A smaller village of Bloomfield
Taking another stab at incorporation
July 21, 2010 | 08:54 AM
Bloomfield — A couple of years ago, the town residents who wanted to turn part of their community into a village started big.
Their pie-in-the-sky dream was to turn 21 square miles northeast of Highway H into a village.
Then, officials from the state Department of Administration suggested they whittle down that plan. So, incorporation proponents took out about 3 square miles.
On June 14, DOA officials said that was still too big.
Now, the town is working on another proposal that likely will call for a village of Bloomfield that's — you guessed it — even smaller.
"We're saying it's between 14 to 16 square miles," Bloomfield Town Chairman Ken Monroe said Friday. "Right now, we're not sure."
He said officials continue to crunch the numbers on this latest plan, and an official square mileage total — along with other crucial factors — isn't ready yet.
Earlier this month, the town's Ad Hoc Incorporation recommended another go at incorporation, and the Town Board agreed to try again. According to Monroe, the town has 120 days from June 14 to submit a revised incorporation request.
But in the new preliminary map, there are two noticeable changes. Lake Ivanhoe is out of the proposed village area, and more land would be left in the town of Bloomfield along the southeast border of the city of Lake Geneva.
That may be attributed to concerns expressed by Lake Geneva officials. In 2008, the city and the village of Genoa City filed motions to intervene with the original Bloomfield incorporation request. In the past, officials from both communities expressed concerns about the proposed village of Bloomfield borders.
State law allows cities and villages to annex from a nearby town at a property owner's request. Lake Geneva and Genoa City officials are concerned the proposed village of Bloomfield limits would reduce the growth opportunities for their communities. Also, Bloomfield residents don't want to lose town land to Lake Geneva and Genoa City.
"Keeping what we have, that's what it boils down to," Monroe said.
But he said this plan — which is one of "two or three different drafts" town officials showed DOA representatives June 14 — took in some of these neighbors' concerns.
Monroe said himself, Doug Mushel, new Incorporation Committee Chairwoman Becky Gallagher and Lowell Sweet, the town's incorporation attorney, presented the most recent map Thursday, July 15, to Lake Geneva Mayor Jim Connors, City Administrator Dennis Jordan and City Attorney Dan Draper.
Monroe said he expects to present it soon to Genoa City officials.
Last year, Bloomfield and Genoa City officials negotiated a "buffer zone," or an area in which Bloomfield land would remain in the existing town north of Genoa City. However, those officials never agreed on a caveat that those property owners couldn't annex into the proposed village of Bloomfield after a certain number of years.
So far, there's been no word from neighboring officials yet. However, town officials are struggling to complete what Monroe called "a great deal of work" for the latest village proposal.

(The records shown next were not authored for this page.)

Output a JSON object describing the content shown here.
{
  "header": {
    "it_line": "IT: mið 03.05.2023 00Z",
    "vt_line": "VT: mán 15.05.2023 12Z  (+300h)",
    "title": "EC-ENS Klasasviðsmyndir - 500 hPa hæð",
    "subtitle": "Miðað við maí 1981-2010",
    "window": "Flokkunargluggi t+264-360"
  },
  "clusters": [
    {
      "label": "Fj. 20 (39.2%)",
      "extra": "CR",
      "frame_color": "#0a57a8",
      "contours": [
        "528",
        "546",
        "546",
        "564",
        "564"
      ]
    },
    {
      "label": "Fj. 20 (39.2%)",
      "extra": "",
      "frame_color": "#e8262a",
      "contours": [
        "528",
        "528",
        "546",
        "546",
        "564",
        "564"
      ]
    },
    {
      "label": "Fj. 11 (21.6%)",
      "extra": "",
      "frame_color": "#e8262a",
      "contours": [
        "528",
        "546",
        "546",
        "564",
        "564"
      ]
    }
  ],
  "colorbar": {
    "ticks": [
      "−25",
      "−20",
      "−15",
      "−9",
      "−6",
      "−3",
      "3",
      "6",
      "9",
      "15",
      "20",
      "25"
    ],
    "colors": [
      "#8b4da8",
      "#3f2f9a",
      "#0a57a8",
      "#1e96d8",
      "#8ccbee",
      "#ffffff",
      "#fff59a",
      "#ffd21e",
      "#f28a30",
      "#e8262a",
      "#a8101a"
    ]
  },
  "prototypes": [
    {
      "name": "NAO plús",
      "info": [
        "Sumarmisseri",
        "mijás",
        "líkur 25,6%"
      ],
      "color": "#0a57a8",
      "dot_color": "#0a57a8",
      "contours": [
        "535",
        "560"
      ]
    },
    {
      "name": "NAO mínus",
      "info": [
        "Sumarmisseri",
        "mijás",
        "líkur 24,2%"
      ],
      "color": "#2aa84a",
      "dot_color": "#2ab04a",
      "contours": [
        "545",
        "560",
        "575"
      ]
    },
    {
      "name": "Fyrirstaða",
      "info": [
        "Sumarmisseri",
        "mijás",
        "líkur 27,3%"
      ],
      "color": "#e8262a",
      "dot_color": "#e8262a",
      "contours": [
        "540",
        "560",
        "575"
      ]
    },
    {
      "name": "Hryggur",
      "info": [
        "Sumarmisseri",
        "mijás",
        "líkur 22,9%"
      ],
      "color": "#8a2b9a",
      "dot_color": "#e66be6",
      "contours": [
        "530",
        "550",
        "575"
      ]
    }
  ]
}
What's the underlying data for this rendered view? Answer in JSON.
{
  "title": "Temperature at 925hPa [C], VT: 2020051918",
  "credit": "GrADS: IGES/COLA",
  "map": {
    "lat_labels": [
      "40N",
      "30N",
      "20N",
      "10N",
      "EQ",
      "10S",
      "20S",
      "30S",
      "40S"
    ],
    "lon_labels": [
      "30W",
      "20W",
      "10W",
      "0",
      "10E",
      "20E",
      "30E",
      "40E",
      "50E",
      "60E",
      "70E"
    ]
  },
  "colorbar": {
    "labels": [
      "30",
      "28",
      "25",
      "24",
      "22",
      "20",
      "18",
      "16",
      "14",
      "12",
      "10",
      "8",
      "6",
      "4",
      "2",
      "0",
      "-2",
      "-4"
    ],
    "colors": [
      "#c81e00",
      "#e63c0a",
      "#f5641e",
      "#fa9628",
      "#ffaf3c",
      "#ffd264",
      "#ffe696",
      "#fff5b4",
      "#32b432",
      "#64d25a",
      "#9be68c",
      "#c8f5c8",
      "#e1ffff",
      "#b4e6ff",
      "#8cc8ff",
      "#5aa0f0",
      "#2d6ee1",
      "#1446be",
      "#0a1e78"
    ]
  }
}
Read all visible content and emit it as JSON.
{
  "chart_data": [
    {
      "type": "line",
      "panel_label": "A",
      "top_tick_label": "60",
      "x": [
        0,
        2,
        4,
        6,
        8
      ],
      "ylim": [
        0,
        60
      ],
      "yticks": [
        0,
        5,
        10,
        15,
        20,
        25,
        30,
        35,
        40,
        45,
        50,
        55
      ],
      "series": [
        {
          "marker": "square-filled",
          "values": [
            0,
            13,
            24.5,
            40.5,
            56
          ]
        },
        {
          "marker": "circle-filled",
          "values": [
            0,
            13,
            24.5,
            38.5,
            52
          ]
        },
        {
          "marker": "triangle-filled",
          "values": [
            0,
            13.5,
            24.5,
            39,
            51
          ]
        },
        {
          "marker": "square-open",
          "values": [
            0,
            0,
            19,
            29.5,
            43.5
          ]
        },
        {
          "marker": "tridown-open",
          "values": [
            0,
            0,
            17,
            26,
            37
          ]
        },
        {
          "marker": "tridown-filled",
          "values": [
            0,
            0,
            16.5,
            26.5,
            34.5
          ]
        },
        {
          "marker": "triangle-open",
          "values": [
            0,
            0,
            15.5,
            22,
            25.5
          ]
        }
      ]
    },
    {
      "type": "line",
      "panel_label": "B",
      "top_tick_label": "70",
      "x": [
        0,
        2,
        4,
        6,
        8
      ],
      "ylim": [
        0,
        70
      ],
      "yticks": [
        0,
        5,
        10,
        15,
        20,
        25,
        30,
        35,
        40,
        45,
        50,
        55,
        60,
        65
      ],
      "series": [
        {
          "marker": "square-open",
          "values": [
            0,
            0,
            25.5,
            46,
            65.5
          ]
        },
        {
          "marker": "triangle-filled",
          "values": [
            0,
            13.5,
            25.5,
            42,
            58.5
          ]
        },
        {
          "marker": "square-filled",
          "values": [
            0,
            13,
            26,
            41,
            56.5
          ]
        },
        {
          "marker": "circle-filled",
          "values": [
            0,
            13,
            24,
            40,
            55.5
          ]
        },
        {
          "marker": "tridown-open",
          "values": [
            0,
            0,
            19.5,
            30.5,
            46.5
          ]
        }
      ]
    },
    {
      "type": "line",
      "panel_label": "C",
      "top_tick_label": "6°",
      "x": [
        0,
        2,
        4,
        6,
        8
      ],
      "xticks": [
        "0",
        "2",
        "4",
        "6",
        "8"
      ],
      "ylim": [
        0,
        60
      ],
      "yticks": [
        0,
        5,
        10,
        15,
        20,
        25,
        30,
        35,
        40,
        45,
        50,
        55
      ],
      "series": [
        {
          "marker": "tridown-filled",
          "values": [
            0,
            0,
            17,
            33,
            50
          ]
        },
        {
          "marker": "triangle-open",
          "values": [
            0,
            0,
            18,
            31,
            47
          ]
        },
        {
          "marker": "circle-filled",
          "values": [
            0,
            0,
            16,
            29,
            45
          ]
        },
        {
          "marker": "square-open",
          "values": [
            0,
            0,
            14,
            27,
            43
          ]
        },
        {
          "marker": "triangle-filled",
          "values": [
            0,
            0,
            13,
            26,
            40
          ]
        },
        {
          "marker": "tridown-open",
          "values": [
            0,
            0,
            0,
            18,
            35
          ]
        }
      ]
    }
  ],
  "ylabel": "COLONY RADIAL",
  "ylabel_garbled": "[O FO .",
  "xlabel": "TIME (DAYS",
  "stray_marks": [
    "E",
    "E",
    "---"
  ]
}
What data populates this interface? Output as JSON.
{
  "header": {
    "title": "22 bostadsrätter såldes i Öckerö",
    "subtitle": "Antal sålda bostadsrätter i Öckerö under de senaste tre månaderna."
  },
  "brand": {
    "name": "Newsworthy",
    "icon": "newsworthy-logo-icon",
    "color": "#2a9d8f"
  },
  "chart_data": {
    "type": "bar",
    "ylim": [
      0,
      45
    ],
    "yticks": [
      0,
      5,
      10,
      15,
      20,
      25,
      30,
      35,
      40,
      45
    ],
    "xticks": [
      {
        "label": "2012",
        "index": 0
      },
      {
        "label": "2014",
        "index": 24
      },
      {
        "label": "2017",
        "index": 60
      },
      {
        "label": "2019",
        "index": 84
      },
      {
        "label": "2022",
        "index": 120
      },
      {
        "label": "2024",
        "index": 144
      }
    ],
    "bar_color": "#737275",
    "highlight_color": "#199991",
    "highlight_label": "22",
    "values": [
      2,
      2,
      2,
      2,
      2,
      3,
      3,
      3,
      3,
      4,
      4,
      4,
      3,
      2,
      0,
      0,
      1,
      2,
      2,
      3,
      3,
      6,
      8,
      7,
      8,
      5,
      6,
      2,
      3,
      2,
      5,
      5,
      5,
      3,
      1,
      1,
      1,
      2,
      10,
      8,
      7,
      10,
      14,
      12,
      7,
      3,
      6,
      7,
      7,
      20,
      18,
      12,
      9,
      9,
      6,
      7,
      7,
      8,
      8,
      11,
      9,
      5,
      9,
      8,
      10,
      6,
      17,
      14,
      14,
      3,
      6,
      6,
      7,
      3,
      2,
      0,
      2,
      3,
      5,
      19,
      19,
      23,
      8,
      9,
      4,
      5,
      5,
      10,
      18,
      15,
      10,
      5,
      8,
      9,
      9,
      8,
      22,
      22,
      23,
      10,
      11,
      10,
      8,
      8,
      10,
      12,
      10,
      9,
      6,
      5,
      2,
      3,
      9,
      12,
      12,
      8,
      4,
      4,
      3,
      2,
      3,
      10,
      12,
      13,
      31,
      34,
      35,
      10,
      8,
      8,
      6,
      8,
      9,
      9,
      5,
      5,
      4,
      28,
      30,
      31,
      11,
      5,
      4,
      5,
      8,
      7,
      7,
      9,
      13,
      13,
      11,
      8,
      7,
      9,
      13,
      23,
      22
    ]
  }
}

"(Town planner) John Stockham has to rerun the figures for the tax base for the newly revised village area, to make sure the incorporated area has enough of a tax base to support itself and so the town has enough of a tax base, too," Monroe said. "He's going to figure out all the services, what it would cost to run the village, then figure out how much it would get in tax revenue. (Then) it has to be presented to the DOA."
Monroe said this time, the price is right.
"The reason we're asking again is we don't have to repay anything," he said. "If we had to come up with another payment, then that would be a different story. But as long as they're not charging us for it, then it's worth taking another chance."
For the initial filing, the cost was $20,000.